Department of Pediatric Allergy and Immunology, Zeynep Kamil Maternity and Children's Diseases Training and Research Hospital, Istanbul, Turkey.
North Clin Istanb. 2014 Aug 3;1(1):13-18. doi: 10.14744/nci.2014.76486. eCollection 2014.
In this study, we aimed to compare vitamin D levels of children with recurrent tonsillopharingitis and healthy controls, and investigate the relationship between sociodemographic characteristics and serum vitamin D levels.
Children with recurrent tonsillopharingitis and healthy controls aged between 2, and 12 years who consulted to the outpatient clinics of Zeynep Kamil Maternity and Children's Diseases Training and Research Hospital from January to October 2012 were included in this study. Serum 25 (OH) vitamin D levels were studied by tandem mass spectroscopy (tandem ms) method. Risk factors which might be associated with vitamin D levels were questioned. Ethical aproval was obtained from the Ethics Committee of Zeynep Kamil Maternity and Children's Diseases Training and Research Hospital and informed consent from the parents of the children.

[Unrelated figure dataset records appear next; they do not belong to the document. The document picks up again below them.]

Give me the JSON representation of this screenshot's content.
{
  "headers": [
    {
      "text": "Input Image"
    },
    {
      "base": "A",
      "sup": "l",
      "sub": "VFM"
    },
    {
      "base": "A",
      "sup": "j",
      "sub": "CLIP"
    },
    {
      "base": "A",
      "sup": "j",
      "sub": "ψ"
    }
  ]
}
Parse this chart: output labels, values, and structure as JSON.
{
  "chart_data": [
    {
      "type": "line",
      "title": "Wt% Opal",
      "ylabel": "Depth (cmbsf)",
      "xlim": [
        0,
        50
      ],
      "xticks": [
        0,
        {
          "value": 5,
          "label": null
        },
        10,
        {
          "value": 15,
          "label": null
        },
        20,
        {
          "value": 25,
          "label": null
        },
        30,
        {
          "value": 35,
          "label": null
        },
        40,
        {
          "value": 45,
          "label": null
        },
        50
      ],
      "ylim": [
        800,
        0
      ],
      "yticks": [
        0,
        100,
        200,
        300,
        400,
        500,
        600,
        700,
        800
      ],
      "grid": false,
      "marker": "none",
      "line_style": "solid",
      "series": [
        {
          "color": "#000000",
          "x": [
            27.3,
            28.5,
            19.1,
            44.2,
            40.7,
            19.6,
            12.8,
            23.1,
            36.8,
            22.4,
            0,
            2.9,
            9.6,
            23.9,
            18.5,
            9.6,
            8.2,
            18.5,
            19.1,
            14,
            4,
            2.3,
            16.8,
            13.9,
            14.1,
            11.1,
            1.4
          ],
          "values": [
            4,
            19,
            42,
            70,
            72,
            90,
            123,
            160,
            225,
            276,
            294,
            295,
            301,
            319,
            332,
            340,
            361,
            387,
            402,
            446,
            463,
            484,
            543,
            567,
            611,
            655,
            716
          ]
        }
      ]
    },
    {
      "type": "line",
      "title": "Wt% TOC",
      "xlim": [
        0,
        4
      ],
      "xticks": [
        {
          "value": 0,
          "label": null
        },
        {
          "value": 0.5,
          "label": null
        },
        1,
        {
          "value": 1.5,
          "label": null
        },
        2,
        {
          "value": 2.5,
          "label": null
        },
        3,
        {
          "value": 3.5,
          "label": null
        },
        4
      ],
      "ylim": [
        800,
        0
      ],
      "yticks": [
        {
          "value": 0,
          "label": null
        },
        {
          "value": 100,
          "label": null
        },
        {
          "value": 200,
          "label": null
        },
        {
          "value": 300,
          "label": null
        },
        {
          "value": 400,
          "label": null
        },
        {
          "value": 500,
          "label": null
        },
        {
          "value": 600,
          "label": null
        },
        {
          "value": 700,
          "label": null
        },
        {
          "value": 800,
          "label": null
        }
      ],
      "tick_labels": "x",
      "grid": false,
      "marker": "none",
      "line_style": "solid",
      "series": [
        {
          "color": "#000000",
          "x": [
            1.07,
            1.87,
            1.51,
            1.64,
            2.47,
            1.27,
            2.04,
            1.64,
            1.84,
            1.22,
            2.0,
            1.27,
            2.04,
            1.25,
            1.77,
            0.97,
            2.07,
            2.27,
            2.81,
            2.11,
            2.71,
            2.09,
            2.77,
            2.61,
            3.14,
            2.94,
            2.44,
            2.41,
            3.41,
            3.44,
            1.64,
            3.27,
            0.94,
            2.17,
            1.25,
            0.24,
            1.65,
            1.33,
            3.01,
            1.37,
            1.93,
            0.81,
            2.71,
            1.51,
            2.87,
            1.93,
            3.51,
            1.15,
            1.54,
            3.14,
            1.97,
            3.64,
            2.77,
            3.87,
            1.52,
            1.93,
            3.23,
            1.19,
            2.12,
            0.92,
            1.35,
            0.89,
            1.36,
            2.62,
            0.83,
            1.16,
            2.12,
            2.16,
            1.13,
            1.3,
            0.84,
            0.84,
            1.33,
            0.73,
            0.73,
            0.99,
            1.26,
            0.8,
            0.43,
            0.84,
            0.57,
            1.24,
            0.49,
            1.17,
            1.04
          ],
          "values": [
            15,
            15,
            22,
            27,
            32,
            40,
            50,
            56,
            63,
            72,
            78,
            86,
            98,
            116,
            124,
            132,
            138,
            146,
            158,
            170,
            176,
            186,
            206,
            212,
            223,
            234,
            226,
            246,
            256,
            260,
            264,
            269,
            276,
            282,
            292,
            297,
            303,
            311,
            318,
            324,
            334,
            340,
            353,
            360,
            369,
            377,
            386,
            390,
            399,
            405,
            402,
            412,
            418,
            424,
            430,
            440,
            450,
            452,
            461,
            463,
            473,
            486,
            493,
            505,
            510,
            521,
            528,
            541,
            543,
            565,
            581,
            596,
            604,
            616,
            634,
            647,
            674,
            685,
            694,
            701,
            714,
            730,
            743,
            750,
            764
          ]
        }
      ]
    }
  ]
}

A total of 147 children; 74 (50.3%) patients and 73 (49.7%) controls were included in our study. Age, gender and demographic characteristics did not differ significantly between the two groups. Vitamin D levels in patients with recurrent tonsillopharingitis and controls were 19.7±8.7 ng/ml and 23.6±9.2 ng/ml, respectively (p<0.01). Although duration of vitamin D usage was shorter in children with recurrent tonsillopharingitis, this difference was not statistically significant (p>0.05).
Vitamin D levels in children with ≥7 recurrent episodes of tonsillophargitis within the preceeding year were significantly lower compared to the control group. We believe that serum vitamin D levels should be checked in children with recurrent tonsillopharingitis and deficiencies should be treated.
在本研究中,我们旨在比较复发性扁桃体咽炎患儿与健康对照者的维生素D水平,并调查社会人口学特征与血清维生素D水平之间的关系。
纳入2012年1月至10月在泽伊内普·卡米尔妇产儿童医院门诊就诊的2至12岁复发性扁桃体咽炎患儿及健康对照者。采用串联质谱法研究血清25(OH)维生素D水平。对可能与维生素D水平相关的危险因素进行了询问。获得了泽伊内普·卡米尔妇产儿童医院伦理委员会的伦理批准,并获得了患儿家长的知情同意。
本研究共纳入147名儿童;74名(50.3%)患者和73名(49.7%)对照者。两组在年龄、性别和人口学特征方面无显著差异。复发性扁桃体咽炎患者和对照者的维生素D水平分别为19.7±8.7 ng/ml和23.6±9.2 ng/ml(p<0.01)。虽然复发性扁桃体咽炎患儿使用维生素D的时间较短,但这种差异无统计学意义(p>0.05)。
与对照组相比,前一年扁桃体咽炎发作≥7次的患儿维生素D水平显著降低。我们认为,对于复发性扁桃体咽炎患儿应检查血清维生素D水平,如有缺乏应进行治疗。